La totalité du son

Dans le travail d’ensemble, je demande que chaque chanteur/chanteuse fasse, lui/elle-même, la totalité du son; produise, pour soi, le son complet, l’expérience sonore complète, telle qu’il/elle voudrait l’entendre de la part de la totalité du groupe, et ne se contente pas de l’expérience sonore partielle de sa propre voix, dans la crispation inquiète d’une écoute individuelle, tournée vers soi, comme le seul fragment d’un tout. Faire tout le son, pas une partie du son !

Le résultat est significatif. D’abord parce que l’autonomie du chanteur comme sa capacité d’écoute s’en trouvent renforcées. Ensuite parce que la sonorité de l’ensemble gagne en densité, en rondeur, en plénitude. Avec pour effet, par la jouissance de l’écoute attentive, de renforcer le son commun dans le faisceau des voix individuelles.

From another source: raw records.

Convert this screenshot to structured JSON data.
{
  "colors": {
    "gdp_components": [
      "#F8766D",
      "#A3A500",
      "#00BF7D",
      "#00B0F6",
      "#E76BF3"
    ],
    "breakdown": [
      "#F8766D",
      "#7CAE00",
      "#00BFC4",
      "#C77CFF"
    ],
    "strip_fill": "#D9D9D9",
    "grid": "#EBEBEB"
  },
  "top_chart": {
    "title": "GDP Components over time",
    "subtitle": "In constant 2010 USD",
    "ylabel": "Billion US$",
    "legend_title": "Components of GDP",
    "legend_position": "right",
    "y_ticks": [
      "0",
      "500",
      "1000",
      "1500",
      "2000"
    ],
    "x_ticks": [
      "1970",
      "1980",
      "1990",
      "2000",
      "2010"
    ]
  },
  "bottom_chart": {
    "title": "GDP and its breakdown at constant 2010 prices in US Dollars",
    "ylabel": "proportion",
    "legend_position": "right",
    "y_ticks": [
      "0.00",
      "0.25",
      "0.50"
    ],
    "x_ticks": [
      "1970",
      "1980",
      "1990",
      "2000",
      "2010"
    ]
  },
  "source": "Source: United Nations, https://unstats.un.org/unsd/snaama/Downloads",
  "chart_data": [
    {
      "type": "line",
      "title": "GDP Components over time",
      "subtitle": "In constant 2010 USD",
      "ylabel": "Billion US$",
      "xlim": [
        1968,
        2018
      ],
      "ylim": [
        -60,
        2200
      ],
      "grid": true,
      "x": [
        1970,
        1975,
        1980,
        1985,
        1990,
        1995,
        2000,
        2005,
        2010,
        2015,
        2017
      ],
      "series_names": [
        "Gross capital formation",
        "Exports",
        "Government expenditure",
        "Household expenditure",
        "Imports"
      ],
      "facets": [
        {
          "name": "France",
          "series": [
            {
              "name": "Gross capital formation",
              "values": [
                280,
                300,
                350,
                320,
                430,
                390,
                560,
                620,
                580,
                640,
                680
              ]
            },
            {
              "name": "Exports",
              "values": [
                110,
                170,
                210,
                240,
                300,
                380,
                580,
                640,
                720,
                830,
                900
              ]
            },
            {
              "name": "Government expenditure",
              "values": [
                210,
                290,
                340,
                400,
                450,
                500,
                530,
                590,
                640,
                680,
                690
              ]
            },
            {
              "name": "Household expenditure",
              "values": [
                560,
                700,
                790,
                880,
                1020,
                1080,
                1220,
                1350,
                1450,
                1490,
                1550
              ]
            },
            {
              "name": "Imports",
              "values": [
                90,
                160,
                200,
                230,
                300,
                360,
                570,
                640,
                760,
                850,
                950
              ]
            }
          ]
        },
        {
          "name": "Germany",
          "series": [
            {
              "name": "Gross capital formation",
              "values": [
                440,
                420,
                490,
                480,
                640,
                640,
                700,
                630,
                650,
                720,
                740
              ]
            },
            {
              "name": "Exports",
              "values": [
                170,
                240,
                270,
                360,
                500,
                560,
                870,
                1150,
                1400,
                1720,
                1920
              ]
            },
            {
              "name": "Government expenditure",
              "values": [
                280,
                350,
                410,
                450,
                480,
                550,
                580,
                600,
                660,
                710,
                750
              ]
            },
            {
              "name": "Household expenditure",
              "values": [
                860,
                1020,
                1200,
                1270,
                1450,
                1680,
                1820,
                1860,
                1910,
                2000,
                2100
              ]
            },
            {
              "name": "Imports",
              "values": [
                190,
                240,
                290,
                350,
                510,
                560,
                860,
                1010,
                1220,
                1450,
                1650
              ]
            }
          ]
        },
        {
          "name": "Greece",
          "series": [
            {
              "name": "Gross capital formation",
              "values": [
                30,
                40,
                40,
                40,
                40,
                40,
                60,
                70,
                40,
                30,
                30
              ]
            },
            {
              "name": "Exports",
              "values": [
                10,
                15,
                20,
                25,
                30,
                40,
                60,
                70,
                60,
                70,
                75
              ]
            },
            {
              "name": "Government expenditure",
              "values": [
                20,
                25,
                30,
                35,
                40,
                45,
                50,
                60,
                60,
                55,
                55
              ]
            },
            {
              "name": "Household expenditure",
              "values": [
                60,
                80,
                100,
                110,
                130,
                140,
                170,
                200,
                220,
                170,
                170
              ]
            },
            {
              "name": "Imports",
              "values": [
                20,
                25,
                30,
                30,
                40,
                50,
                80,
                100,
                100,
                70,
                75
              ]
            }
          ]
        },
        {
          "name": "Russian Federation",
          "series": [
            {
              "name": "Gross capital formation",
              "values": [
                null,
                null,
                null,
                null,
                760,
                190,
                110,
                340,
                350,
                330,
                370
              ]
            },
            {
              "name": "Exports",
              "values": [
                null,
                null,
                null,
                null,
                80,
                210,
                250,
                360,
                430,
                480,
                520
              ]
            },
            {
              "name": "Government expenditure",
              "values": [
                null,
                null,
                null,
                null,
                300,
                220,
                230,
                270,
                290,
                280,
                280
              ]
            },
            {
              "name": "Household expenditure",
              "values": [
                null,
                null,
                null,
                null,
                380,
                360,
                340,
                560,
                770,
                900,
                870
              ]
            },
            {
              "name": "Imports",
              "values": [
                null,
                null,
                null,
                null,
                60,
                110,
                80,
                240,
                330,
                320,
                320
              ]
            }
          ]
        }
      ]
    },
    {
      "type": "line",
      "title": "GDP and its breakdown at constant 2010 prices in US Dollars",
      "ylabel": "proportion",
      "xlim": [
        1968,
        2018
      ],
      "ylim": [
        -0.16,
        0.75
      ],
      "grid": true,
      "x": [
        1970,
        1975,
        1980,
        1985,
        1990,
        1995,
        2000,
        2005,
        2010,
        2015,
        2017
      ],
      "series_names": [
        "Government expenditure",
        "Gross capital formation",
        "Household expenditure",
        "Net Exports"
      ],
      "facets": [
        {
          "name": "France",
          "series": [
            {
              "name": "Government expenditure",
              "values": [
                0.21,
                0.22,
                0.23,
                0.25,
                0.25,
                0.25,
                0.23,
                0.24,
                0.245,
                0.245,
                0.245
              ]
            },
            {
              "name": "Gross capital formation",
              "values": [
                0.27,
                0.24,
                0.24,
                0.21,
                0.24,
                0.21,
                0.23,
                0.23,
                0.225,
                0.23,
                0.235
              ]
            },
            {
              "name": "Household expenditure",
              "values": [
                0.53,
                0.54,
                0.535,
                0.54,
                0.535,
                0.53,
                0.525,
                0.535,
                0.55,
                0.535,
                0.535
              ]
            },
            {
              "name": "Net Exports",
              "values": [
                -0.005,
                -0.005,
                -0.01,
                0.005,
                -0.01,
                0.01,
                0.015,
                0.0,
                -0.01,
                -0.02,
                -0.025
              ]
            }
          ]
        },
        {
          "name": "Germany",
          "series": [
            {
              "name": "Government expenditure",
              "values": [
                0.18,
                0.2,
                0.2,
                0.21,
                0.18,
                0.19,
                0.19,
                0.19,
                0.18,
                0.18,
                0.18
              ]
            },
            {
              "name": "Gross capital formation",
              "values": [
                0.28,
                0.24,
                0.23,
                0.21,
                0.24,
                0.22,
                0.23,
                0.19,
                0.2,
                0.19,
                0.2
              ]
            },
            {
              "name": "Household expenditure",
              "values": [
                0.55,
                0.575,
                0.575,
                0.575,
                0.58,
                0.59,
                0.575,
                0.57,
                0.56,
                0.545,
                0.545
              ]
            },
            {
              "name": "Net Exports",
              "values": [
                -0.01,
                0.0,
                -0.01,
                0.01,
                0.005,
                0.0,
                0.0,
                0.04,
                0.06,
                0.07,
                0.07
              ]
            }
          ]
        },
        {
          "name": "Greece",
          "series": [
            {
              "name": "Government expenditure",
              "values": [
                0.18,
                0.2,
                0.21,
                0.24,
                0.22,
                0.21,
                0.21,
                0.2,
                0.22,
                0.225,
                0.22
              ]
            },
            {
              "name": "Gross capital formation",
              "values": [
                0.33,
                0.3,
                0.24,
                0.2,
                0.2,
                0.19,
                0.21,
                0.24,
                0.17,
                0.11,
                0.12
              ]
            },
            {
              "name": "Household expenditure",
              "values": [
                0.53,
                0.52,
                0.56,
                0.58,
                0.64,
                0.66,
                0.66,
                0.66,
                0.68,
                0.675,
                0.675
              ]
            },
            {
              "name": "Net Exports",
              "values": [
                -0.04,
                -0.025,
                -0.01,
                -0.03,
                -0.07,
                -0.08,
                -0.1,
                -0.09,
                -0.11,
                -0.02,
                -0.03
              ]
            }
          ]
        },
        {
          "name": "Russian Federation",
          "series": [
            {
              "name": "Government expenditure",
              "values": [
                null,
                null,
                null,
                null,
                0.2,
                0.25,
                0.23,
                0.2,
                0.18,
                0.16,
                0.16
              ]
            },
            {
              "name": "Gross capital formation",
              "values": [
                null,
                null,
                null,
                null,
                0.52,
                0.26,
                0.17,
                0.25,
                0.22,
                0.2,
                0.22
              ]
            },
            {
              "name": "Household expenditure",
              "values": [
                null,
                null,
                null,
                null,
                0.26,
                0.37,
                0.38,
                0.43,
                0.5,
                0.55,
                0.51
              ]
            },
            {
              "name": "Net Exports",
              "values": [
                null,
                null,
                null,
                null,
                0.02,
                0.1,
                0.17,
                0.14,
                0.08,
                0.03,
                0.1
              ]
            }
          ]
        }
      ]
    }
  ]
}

Le son que personne d’autre n’entend

Dans les livres on lit que parfois, et à certaines périodes de l’année, par des mouvements spontanés, les étoiles, en s’approchant du soleil, dilatent leurs ceintures lumineuses. Aussi arrive-t-il qu’occupant un espace inhabituel et plus vaste, certaines d’entre elles se touchent et que le monde en résonne. Comme la clarine d’un troupeau qui marche et marche dans la nuit, jusqu’au fleuve; et à la naissance de l’aube, le son, en s’éloignant, se fait de plus en plus reculé, de plus en plus d’outre-tombe, et devient un son au-dedans de nous que personne d’autre n’entend.

Domenico REA, La fille de Casimiro Clarus

Accompagner

Claude LEFORT, dans une conférence qu’il a donnée le 17 novembre 2007, rappelle: dans toute démarche herméneutique, dans tout travail d’interprétation (d’un texte, d’un programme, d’une injonction,…), nous devons renoncer au projet de maîtriser le texte mais plutôt choisir l’accompagnement de sa signification. Il nous faut accompagner le sens et non vouloir le maîtriser.

Par analogie, je travaille sur ce geste d’interprétation: accompagner la ligne musicale et non pas vouloir en prendre possession. Physiquement, il est très important de figurer le geste de l’accompagnement, quand le bras s’arrondit pour laisser le passage, ou quand le bras s’offre pour accorder le pas, … etc.
Constamment , je reprends ce travail de l’accompagnement : ne prenez pas votre voix en otage, ne cherchez pas à maîtriser le son ou la musique, mais ayez simplement ce geste d’accueil, de soutien, … La sonorité de l’ensemble en est transformée. Mais – en répétition, et souvent ! – il faut absolument le geste.